Coach’s Room, arguably their best broadcast of the night, featured a host from ESPN and head coaches from around college football.
This year’s roster included Dino Barbers (Syracuse), Mike MacIntyre (Colorado), Kalani Sitake (Brigham Young), Steve Addazio (Boston College) and Dave Doeren (North Carolina State). The slight jabs from conference rivals were overshadowed by behind-the-scenes glimpses and eloquent analysis. Although difficult at times for the host to go to break because of the discussion, it still remained ESPN’s best broadcast of the night.
Coach’s Film Room brought a unique element for viewers that do not get to see a game closer than the nosebleeds. They also provide more in-depth analysis that a play-by-play or color commentator simply cannot provide.
But can it grow into a primary broadcast? No.

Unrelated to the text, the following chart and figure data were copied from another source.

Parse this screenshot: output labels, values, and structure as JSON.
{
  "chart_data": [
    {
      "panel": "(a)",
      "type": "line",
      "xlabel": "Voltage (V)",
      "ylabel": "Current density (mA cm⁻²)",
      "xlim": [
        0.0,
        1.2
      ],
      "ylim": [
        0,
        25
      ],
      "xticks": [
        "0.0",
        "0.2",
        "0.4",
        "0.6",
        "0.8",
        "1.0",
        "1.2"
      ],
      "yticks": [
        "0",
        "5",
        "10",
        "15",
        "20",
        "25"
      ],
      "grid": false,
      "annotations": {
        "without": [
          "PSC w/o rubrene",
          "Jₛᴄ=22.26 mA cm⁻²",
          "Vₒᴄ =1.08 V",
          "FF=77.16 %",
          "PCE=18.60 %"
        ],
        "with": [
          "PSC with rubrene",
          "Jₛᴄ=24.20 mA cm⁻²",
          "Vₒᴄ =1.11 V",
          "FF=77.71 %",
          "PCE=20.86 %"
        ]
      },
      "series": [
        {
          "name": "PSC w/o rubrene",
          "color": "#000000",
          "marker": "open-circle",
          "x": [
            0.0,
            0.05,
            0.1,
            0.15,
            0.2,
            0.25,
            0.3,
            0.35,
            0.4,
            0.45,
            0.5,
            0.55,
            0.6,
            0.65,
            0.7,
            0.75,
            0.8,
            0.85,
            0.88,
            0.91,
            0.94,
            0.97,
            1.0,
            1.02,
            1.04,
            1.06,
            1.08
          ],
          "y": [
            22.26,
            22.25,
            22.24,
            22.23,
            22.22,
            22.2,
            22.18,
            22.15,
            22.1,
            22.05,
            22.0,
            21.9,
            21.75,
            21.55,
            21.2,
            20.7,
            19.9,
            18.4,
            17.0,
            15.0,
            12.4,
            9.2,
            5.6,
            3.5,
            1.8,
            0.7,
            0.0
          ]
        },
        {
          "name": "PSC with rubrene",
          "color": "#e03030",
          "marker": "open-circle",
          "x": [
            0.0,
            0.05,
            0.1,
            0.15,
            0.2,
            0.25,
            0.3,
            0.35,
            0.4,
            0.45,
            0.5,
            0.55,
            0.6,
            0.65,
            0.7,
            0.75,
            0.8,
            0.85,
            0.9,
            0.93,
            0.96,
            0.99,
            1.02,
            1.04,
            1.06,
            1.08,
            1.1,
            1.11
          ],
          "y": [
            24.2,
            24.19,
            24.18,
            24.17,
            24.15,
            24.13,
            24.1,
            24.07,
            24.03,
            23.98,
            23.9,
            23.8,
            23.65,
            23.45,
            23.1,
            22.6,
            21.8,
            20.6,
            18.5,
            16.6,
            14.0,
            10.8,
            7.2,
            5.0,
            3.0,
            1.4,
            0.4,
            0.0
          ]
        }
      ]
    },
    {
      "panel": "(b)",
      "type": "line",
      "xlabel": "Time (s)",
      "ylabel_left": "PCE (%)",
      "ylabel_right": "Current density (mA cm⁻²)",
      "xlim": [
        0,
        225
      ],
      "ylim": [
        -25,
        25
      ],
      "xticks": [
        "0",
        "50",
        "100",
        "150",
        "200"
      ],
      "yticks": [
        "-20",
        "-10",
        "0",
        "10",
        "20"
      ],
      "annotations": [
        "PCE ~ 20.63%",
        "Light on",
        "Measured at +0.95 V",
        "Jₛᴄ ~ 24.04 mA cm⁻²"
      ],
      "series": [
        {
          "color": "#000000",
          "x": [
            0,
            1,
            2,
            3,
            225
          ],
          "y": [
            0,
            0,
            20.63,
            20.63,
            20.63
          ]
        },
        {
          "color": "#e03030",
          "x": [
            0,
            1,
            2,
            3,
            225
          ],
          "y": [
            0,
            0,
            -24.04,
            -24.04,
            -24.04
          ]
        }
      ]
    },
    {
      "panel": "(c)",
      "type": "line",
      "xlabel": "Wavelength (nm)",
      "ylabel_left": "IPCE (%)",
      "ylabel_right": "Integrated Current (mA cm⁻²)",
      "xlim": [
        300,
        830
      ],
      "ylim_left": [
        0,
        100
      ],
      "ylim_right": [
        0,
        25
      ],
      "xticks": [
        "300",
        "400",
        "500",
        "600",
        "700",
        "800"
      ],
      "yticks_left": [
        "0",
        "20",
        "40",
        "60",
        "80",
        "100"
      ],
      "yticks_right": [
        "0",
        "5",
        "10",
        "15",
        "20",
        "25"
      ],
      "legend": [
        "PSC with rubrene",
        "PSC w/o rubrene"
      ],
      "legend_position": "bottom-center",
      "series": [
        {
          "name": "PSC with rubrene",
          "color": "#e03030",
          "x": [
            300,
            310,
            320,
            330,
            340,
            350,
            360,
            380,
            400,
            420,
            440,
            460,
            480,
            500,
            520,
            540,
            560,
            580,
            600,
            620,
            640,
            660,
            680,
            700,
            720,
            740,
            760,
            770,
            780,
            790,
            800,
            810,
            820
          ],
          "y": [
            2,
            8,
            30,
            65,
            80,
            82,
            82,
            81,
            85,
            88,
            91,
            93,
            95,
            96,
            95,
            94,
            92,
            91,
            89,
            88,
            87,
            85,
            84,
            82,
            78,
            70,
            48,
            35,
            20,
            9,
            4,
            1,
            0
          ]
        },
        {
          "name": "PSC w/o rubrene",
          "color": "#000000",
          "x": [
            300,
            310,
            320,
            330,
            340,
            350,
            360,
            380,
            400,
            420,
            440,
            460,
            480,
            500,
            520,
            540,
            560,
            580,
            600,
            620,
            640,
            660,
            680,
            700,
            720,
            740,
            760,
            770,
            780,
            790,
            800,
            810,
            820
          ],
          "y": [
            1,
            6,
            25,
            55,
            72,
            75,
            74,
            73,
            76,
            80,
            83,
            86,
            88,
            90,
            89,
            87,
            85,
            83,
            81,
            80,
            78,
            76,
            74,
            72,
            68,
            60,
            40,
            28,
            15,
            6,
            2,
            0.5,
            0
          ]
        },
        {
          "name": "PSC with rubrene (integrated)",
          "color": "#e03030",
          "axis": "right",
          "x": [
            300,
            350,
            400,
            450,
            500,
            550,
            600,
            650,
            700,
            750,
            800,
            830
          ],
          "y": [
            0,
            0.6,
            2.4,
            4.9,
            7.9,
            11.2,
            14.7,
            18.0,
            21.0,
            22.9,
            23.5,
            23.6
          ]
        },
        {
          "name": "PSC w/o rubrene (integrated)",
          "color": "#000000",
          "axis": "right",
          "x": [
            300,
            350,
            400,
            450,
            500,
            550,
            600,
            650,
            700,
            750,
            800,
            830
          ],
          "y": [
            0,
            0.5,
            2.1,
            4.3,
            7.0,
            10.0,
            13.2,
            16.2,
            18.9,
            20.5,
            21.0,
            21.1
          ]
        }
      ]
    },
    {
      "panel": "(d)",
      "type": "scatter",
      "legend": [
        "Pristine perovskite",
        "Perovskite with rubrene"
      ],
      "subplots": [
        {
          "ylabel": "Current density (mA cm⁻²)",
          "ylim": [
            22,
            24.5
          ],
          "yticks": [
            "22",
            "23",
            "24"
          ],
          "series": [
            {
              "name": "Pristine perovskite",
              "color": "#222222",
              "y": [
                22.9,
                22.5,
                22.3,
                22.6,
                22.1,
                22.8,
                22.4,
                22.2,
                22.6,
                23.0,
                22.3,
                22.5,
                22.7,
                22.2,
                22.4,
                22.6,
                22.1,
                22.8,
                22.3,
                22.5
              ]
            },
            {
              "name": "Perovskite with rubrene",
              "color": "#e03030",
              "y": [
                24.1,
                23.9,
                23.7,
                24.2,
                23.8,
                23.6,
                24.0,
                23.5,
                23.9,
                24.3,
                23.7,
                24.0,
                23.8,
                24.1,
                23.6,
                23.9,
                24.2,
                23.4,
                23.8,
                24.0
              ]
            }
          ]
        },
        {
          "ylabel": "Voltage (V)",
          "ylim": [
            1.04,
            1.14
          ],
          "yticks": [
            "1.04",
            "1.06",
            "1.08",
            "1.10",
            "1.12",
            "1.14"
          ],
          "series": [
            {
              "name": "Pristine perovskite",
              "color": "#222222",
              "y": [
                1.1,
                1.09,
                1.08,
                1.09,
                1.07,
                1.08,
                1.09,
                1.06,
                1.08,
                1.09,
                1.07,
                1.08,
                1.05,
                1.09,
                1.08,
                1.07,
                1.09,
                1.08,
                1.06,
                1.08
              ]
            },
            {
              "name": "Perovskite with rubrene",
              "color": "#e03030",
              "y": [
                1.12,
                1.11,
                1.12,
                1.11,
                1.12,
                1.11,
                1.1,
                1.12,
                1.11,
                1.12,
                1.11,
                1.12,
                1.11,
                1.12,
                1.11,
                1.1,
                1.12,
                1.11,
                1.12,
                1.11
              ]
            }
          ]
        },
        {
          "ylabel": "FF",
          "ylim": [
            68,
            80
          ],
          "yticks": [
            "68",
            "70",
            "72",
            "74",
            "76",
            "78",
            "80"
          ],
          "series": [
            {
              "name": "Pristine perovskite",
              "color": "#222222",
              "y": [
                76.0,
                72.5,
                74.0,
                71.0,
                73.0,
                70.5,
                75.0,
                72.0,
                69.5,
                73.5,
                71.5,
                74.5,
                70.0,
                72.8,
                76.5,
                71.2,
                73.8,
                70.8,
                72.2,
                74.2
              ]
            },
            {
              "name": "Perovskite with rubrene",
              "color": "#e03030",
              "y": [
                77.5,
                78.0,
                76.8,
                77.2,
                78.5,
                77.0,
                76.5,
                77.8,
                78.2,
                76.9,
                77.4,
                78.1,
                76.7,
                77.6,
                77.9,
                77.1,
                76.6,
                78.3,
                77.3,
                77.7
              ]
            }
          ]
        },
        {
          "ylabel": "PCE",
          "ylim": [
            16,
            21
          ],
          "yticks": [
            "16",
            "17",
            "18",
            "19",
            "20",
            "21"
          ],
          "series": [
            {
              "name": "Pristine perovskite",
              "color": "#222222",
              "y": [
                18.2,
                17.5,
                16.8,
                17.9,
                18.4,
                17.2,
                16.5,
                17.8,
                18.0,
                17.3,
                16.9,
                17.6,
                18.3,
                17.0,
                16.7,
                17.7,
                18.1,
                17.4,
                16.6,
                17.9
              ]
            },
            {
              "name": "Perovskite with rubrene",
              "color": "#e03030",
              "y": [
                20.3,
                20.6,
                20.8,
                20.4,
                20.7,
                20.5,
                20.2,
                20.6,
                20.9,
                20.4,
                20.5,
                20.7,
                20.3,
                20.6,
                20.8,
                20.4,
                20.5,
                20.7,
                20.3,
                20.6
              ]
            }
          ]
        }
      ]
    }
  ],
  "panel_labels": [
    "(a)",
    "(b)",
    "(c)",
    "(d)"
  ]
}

However, most of the games that get the Coach’s Film Room treatment are ones that you usually view socially. The feeling of watching a game with rival fans, with your favorite bar buddies or fantasy sports buddies will not fade. Ultimately the inefficiency of the Coach’s Room is one that is enjoyed by the sports nerd relaxing and watching the game, not while you’re trying to order your next drink.
Former Clemson Quarterback Tahj Boyd and former Alabama Offensive Lineman Barret Jones joined ESPN’s Joe Jessitore and Adam Amin for the Homers Broadcast on ESPN 2. Viewers get a unique look at the two football programs by listening to recent alumni of the two programs.
A cast featuring an eccentric Bill Walton, Michelle Beadle, Marcellus Wiley, Jay Bilas and Rachel Nichols were on ESPN U for the ESPN Voices Broadcast. Aiming towards seeing what it is like to sit down with the personalities and just watch a game with them, got out of hand several times.
ESPN Classics ran Sounds of the Game where the game was being shown, but with no play-by-play or commentary.
Giving a preview of what it’s like being a producer, ESPN’s Goal Line channel ran the Command Center broadcast, featuring split screen shots of different angles that ESPN in the stadium, along with advanced statistics and charts displaying information of the current drive.